Final week of Dewan Rakyat — how will it end?

Key on the agenda within the next 4 days is the Constitution (Amendment) Bill 2019 to lower the voting age from 21 to 18

pic by TMR File

THE final sitting week in the lower house could very well end on a historic note after a slow, albeit productive, first two weeks.

Key on the agenda within the next four days is the Constitution (Amendment) Bill 2019 to lower the voting age from 21 to 18.

The government has so far played their cards right to deserve a two-thirds majority that it would be near impossible for the Opposition to find any excuse to vote against it.

The latter’s pre-condition for an “aye” to the bipartisan bill, which included automatic registration of voters and reducing the candidacy age to 18, had been factored into the revised bill tabled by Youth and Sports Minister Syed Saddiq Syed Abdul Rahman last Thursday.

It would be interesting then to see if the Opposition will keep to their side of the bargain or have last-minute surprises up their sleeves. But if all goes well, this would prove to be a watershed moment on so many levels.

If the bill passes, it would be the first time in a decade where an amendment to the Federal Constitution is made.

The last time the Opposition MPs agreed to work together to change the Constitution was in 2009, in relation to the number of judges that can be appointed for the Federal Court and the Court of Appeal.

Today, an amendment to Articles 47 and 119 will force a change to the dynamics of the local political landscape which has long been dominated by age-old narratives on racial relations and religion.

With 3.8 million new voters eligible to cast their votes in the next general election, issues like youth unemployment and unaffordable homes will likely be pushed to the forefront and govern the way politicians behave in the coming years.

If the bill is passed by a two-thirds majority — or even a unanimous decision, it could also point to systemic changes where political parties are concerned.

Given the fact that Prime Minister Tun Dr Mahathir Mohamad had earlier called for the Opposition members to join his party, this crafty example of being able to “join hands for a greater purpose” could set the stage for more guileful partnerships between parties on both sides.
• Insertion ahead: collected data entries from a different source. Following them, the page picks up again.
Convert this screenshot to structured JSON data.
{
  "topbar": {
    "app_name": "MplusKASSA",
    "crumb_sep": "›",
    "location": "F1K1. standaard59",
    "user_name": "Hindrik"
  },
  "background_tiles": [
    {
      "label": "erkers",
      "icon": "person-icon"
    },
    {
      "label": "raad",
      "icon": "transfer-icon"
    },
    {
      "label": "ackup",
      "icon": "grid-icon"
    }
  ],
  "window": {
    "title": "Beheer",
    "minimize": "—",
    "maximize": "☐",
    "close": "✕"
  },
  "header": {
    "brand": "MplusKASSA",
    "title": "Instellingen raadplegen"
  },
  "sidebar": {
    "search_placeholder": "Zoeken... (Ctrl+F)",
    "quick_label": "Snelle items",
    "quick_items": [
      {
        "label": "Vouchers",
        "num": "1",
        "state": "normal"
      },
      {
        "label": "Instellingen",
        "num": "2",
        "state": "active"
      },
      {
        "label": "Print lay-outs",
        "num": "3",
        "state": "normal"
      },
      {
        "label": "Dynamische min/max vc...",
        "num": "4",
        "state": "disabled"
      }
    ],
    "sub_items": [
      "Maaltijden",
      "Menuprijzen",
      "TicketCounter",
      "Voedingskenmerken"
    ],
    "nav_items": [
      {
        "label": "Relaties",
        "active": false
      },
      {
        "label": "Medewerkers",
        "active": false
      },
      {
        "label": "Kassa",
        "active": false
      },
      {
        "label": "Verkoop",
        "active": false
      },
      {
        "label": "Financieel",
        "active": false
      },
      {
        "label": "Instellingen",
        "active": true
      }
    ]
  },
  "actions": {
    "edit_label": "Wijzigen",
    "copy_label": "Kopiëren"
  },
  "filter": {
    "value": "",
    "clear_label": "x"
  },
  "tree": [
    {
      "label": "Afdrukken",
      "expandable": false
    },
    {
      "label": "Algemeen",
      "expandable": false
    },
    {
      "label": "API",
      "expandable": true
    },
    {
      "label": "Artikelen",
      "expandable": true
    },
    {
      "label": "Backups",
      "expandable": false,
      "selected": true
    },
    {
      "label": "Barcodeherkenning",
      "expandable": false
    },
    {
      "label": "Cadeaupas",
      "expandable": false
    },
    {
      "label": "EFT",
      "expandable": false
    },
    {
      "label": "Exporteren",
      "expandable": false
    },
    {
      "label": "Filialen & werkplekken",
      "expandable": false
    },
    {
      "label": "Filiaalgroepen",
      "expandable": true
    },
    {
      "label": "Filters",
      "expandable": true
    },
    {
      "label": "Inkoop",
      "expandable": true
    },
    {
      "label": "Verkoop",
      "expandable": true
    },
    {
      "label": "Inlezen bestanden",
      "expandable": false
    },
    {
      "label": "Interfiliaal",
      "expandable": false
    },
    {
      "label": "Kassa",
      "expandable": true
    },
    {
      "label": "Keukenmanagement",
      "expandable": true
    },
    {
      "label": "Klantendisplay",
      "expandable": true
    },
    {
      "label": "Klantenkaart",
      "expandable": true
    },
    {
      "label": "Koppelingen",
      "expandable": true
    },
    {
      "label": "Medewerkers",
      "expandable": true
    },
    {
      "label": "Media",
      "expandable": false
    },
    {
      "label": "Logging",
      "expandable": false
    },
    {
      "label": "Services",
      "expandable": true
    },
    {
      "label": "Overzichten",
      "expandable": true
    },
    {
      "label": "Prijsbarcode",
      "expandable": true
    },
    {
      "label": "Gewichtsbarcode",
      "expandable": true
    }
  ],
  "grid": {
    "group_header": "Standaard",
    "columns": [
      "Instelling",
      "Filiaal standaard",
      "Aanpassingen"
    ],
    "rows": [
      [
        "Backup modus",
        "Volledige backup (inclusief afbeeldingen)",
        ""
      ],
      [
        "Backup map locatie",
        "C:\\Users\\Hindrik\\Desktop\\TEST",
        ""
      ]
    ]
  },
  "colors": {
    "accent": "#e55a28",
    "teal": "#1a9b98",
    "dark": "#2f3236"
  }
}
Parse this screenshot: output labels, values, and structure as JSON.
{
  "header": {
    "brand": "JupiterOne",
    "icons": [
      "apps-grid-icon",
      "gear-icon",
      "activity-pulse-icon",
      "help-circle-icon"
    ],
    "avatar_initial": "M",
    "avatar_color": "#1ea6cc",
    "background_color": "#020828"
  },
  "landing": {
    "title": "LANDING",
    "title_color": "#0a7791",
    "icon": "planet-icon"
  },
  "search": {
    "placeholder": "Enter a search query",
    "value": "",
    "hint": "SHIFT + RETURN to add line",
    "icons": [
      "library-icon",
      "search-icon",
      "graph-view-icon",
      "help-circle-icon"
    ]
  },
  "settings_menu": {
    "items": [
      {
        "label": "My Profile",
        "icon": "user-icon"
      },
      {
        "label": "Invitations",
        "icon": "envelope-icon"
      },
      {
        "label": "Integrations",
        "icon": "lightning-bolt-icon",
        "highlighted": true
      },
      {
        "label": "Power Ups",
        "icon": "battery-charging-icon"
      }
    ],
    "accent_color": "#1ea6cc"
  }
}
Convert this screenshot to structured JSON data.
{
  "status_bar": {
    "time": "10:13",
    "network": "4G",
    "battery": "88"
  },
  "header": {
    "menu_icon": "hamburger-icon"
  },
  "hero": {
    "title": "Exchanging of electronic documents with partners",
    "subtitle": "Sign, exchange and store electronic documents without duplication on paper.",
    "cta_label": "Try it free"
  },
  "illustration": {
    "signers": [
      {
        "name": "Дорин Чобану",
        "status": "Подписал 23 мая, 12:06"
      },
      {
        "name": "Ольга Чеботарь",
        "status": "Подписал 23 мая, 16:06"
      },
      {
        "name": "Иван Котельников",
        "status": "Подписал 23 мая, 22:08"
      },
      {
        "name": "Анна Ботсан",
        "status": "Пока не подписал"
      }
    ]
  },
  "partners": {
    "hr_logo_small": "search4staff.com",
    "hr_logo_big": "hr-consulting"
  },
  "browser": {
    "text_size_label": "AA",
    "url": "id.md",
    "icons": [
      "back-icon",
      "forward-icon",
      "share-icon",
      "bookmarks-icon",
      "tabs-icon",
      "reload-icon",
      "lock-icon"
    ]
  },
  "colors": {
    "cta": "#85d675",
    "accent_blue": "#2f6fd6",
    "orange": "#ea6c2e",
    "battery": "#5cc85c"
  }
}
Apart from the “Undi 18” bill, the august House is also expected to vote on three other bills before the week ends. These include the Workers’ Minimum Standard of Housing and Amenities (Amendment) Bill 2019, which will make it mandatory for employers in all industrial sectors like plantation, construction and manufacturing to provide centralised accommodation for their employees.

The current Act only compels employers of estate workers to provide accommodation.

Meanwhile, a bill to increase the number of assemblymen in Sabah from 60 to 73 is also expected to be tabled on July 17.

Sabah Chief Minister Datuk Seri Mohd Shafie Apdal (picture) has expressed confidence that the bill will be approved as it required only a simple majority.